From: Dave Cottlehuber <dch_at_skunkwerks.at>
Date: Fri, 04 Apr 2025 18:59:35 UTC
On Fri, 4 Apr 2025, at 15:42, Andrea Venturoli wrote:
> Hello.
> I'm finding it hard to believe that 7 disks out of 12 are failing or 
> just happened to misbehave all on the same day.
> BTW, SMART says they are OK.

Not saying its not zfs, but its probably not zfs.... fingers crossed!

> I'm reluctant to blame RAM (since it's ECC) and power supply (as it's 
> redundant 2x800W).

If its memory, and your mainboard supports it, you'll see failures in dmesg,
MCA ... some good examples:

https://lists.freebsd.org/pipermail/freebsd-hackers/2015-January/046878.html
https://forums.freebsd.org/threads/mca-errors.88909/
https://forums.freebsd.org/threads/solved-weird-mca-errors.94800/

> Disks are 16TB TOSHIBA MG09ACA1 connected to a MegaRAID SAS-3 3108 (of 
> course not operating as RAID and with mrsas driver).
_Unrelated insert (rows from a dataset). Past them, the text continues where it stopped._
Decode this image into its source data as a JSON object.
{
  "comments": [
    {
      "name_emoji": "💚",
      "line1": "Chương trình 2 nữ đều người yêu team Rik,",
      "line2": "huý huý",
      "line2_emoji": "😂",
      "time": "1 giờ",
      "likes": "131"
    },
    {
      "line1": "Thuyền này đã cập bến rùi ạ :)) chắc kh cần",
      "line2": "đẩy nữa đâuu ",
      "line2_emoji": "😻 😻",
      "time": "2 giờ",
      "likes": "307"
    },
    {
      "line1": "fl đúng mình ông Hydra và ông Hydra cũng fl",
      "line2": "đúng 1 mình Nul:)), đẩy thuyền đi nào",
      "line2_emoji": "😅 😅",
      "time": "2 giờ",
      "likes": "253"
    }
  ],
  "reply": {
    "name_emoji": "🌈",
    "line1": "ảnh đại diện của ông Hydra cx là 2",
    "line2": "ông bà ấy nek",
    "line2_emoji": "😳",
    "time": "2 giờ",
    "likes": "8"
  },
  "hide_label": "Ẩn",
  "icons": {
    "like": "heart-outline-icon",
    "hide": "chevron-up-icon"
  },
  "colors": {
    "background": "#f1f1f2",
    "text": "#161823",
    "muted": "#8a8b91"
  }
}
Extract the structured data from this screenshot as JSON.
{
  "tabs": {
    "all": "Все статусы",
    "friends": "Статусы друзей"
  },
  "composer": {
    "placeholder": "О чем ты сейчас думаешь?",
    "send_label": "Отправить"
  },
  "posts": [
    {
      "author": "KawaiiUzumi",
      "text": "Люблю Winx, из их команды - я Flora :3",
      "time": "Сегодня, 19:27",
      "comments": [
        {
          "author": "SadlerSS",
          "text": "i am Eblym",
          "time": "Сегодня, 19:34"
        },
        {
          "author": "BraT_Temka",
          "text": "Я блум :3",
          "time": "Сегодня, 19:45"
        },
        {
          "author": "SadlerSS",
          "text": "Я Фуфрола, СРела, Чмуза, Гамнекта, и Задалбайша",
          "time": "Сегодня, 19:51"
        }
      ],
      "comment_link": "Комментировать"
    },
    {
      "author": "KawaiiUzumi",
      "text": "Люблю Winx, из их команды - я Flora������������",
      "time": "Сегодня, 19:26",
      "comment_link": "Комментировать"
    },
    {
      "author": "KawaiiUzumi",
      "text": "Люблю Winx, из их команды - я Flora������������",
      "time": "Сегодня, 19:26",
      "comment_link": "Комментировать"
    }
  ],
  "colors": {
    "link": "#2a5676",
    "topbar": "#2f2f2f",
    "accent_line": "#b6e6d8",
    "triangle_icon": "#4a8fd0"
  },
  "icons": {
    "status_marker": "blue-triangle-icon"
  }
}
Look for SCSI or CAM errors in your logs too, disconnects.
 
I have seen storms of checksum errors in at least these situations:

- faulty or failing storage / scsi controller
- insufficient power (or failing power supplies) under load
- overclocking
- overheating on mainboard, or controller, or drives
- actually really bad ECC memory
- drive cables that have worked loose over time
- over 50 disks failing within 2 days in a 200+ disk array
- all disks failing within 20 days of deployment in 24 disk chassis

Sometimes, vendors produce batches of Bad Disks - firmware bugs, physical
defects, unexpected dust inside the sealed platters. Failures are far more
correlated than you'd want to believe. External vibrations can cause
problems.

A slow process of upgrading firmware & checking each component, resetting
all cables, is the best way to deal with this.

A+
Dave